His brown eyes admonished me.
“He has enough to worry about with Aaron,” I said. “Tell him tomorrow.”
He shook his head and stood up. “Whatever you say. I’ll get a call out on this guy, but with what little we have to go by, I don’t anticipate finding him.”
“He was probably just a junkie looking for some money,” I said, turning my head. I knew that wasn’t the case and I don’t know why I didn’t tell Jim that. But what could I tell him? That the voice sounded vaguely familiar? That he was telling me to quit asking questions I wasn’t supposed to be asking to begin with? And what questions exactly did he mean? I had to think about it, try and place that voice. But I wasn’t going to do it while I had this splitting headache.
The emergency room at San Celina County Hospital looked like a cast party of the Rocky Horror Picture Show. On the bed next to me, a turbaned man with a large gold ring in his nose held his stomach and moaned for a nurse. His companion, Cat Woman, looking as uncaring as the animal she portrayed, patted his hand silently, an unlit cigarette dangling from her black lips.
“I know this sounds like a line,” Malcolm’s brother-in-law, Jon, said, about a half hour later—he peered into my eyes with his small fiashlight—“but haven’t we met somewhere before? Follow my finger.” I did as I was told, then closed my eyes. My head felt like someone had set off a cherry bomb in it and I swore if someone didn’t stop shaking my bed, I was going to really get mad.
“Benni Harper,” I answered, groaning a little when he pressed gently on my stomach. “The folk art museum potluck ... Malcolm ...”
“Right,” he said, pulling out his stethoscope and listening to my heart. “You’re the lady who found the bodies in the museum a few months back. And a couple more recently, if I remember correctly.”
“I prefer to think of myself as the museum’s curator,” I said.
“Well, you’re my first mugging victim of the night,” he said. “Brings back old memories, believe you me.” He turned to the nurse who’d appeared beside him. “Get her into X-ray and let me know when they’re through.”
“Am I going to live?” I joked weakly.
“Got insurance?” he asked with sober brown eyes.
“Yes.”
He wrote something on my chart, then looked up and grinned. “Then we’ll do our best.”
By the time I was X-rayed, brought back down to Emergency, then stitched and bandaged by an intern, Dove had arrived. From behind my curtained-off area, I could hear her strident voice arguing with an admitting nurse.
“It’s very crowded tonight,” a stem, edgy voice told her. “You can’t go back there.”
“I’d like to see the person who can stop me,” she declared. Seconds later her voice reverberated through the emergency room, calling my name.
“Over here, Gramma,” I croaked.
“Oh, honeybun,” she said when she saw me.
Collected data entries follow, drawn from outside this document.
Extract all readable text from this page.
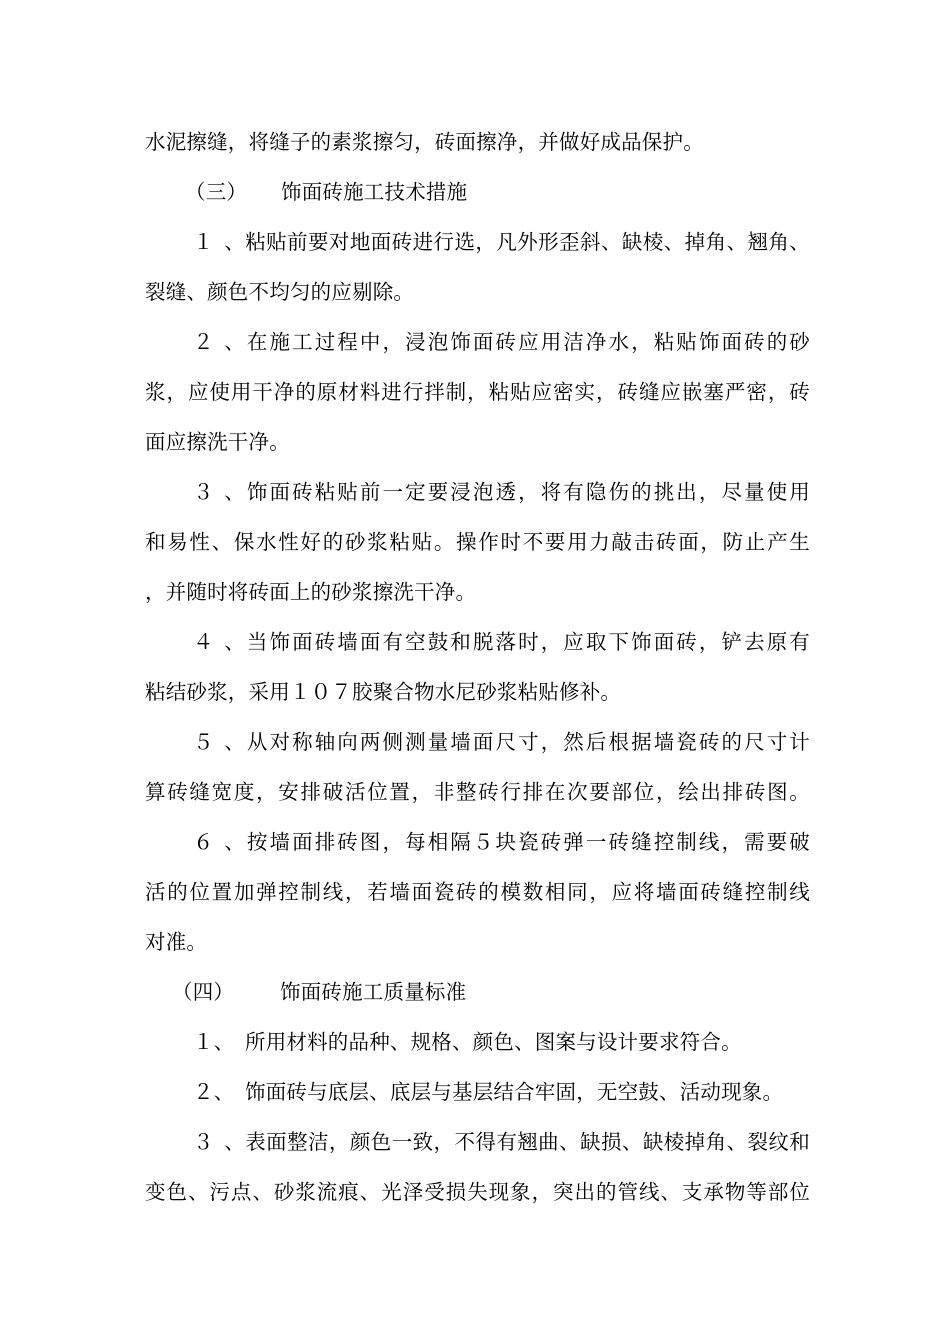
水泥擦缝，将缝子的素浆擦匀，砖面擦净，并做好成品保护。
（三） 饰面砖施工技术措施
１、粘贴前要对地面砖进行选，凡外形歪斜、缺棱、掉角、翘角、
裂缝、颜色不均匀的应剔除。
２、在施工过程中，浸泡饰面砖应用洁净水，粘贴饰面砖的砂
浆，应使用干净的原材料进行拌制，粘贴应密实，砖缝应嵌塞严密，砖
面应擦洗干净。
３、饰面砖粘贴前一定要浸泡透，将有隐伤的挑出，尽量使用
和易性、保水性好的砂浆粘贴。操作时不要用力敲击砖面，防止产生
，并随时将砖面上的砂浆擦洗干净。
４、当饰面砖墙面有空鼓和脱落时，应取下饰面砖，铲去原有
粘结砂浆，采用１０７胶聚合物水尼砂浆粘贴修补。
５、从对称轴向两侧测量墙面尺寸，然后根据墙瓷砖的尺寸计
算砖缝宽度，安排破活位置，非整砖行排在次要部位，绘出排砖图。
６、按墙面排砖图，每相隔５块瓷砖弹一砖缝控制线，需要破
活的位置加弹控制线，若墙面瓷砖的模数相同，应将墙面砖缝控制线
对准。
（四） 饰面砖施工质量标准
１、 所用材料的品种、规格、颜色、图案与设计要求符合。
２、 饰面砖与底层、底层与基层结合牢固，无空鼓、活动现象。
３、表面整洁，颜色一致，不得有翘曲、缺损、缺棱掉角、裂纹和
变色、污点、砂浆流痕、光泽受损失现象，突出的管线、支承物等部位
Her cool hand touched the bandage on my forehead, smoothed my hair. The downy feel of her fingertips, the sweet almond scent of her Jergens hand lotion let loose the flood of tears I’d been holding back
“Now, you hush that bawling,” she said, folding me into her cushiony chest. “Nobody’s going to hurt you now.”
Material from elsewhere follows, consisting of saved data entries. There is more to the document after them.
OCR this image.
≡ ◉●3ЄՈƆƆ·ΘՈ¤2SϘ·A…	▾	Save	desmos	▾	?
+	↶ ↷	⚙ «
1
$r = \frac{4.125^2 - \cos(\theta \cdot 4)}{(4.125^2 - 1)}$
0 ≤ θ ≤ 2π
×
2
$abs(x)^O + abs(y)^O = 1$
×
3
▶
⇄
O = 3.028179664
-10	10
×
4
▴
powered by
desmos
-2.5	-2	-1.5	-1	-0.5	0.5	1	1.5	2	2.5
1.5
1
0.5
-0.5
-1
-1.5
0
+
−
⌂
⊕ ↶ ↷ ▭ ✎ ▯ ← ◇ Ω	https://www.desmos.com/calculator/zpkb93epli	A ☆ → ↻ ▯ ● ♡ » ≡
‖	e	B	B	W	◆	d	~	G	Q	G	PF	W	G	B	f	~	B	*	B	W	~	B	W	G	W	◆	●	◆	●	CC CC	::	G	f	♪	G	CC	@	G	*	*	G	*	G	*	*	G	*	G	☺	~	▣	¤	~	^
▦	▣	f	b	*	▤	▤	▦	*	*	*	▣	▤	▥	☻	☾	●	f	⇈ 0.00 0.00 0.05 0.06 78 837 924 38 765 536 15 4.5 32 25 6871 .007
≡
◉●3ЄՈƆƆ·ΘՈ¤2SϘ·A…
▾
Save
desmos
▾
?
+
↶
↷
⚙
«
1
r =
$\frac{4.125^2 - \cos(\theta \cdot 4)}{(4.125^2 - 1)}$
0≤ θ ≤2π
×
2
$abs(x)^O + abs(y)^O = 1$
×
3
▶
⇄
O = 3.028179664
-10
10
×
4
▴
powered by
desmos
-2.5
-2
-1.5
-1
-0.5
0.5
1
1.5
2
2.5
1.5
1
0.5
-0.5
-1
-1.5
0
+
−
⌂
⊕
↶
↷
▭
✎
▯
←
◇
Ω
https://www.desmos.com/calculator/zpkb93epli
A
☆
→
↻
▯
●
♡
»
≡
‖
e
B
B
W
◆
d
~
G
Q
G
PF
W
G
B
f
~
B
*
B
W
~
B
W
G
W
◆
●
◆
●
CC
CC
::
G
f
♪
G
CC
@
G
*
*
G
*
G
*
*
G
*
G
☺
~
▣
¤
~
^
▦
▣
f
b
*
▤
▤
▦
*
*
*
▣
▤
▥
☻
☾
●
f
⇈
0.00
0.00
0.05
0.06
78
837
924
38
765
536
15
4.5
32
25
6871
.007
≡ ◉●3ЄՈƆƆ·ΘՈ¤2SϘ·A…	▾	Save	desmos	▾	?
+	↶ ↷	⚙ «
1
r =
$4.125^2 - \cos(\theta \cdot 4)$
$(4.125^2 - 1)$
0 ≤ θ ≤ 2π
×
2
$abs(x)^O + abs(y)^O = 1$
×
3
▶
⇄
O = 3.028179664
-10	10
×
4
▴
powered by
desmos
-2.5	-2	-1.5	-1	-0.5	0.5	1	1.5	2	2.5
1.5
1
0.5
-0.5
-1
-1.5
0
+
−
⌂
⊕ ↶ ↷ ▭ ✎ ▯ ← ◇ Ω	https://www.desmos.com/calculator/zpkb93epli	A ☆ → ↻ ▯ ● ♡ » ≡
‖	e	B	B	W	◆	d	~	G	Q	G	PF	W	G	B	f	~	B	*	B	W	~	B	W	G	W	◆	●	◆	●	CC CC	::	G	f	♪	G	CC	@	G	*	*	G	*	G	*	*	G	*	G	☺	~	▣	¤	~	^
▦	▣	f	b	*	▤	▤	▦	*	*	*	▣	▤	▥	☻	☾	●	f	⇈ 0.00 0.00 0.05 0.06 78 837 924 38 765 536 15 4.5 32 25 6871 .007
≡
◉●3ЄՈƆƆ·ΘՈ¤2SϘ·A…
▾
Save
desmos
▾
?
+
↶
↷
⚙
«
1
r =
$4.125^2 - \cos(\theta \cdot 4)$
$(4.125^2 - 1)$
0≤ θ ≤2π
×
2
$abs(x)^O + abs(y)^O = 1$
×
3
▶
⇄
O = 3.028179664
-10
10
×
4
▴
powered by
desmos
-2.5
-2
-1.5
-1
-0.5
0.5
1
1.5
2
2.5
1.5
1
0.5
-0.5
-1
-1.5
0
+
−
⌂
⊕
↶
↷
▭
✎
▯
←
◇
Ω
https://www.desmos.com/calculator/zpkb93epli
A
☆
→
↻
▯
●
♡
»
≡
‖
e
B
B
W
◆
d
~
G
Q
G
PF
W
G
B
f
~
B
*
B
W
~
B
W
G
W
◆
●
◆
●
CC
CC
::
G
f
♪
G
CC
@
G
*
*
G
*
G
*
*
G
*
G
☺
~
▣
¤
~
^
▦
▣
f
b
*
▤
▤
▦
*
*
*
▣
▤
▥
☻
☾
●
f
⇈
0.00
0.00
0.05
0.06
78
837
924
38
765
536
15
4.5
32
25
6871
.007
Within minutes, we were joined by Daddy, Elvia, and Miguel. They surrounded my bed and were all talking at once when the curtain was flung back and Gabe loomed over us. His eyes were bright as marbles against his dark, angry face.
“What happened?” he demanded, looking straight at me.
“I told Jim not to tell you,” I said.
“Fortunately he realizes who his commanding officer is. All he’d tell me over the phone was you were here in Emergency. I repeat, what happened?”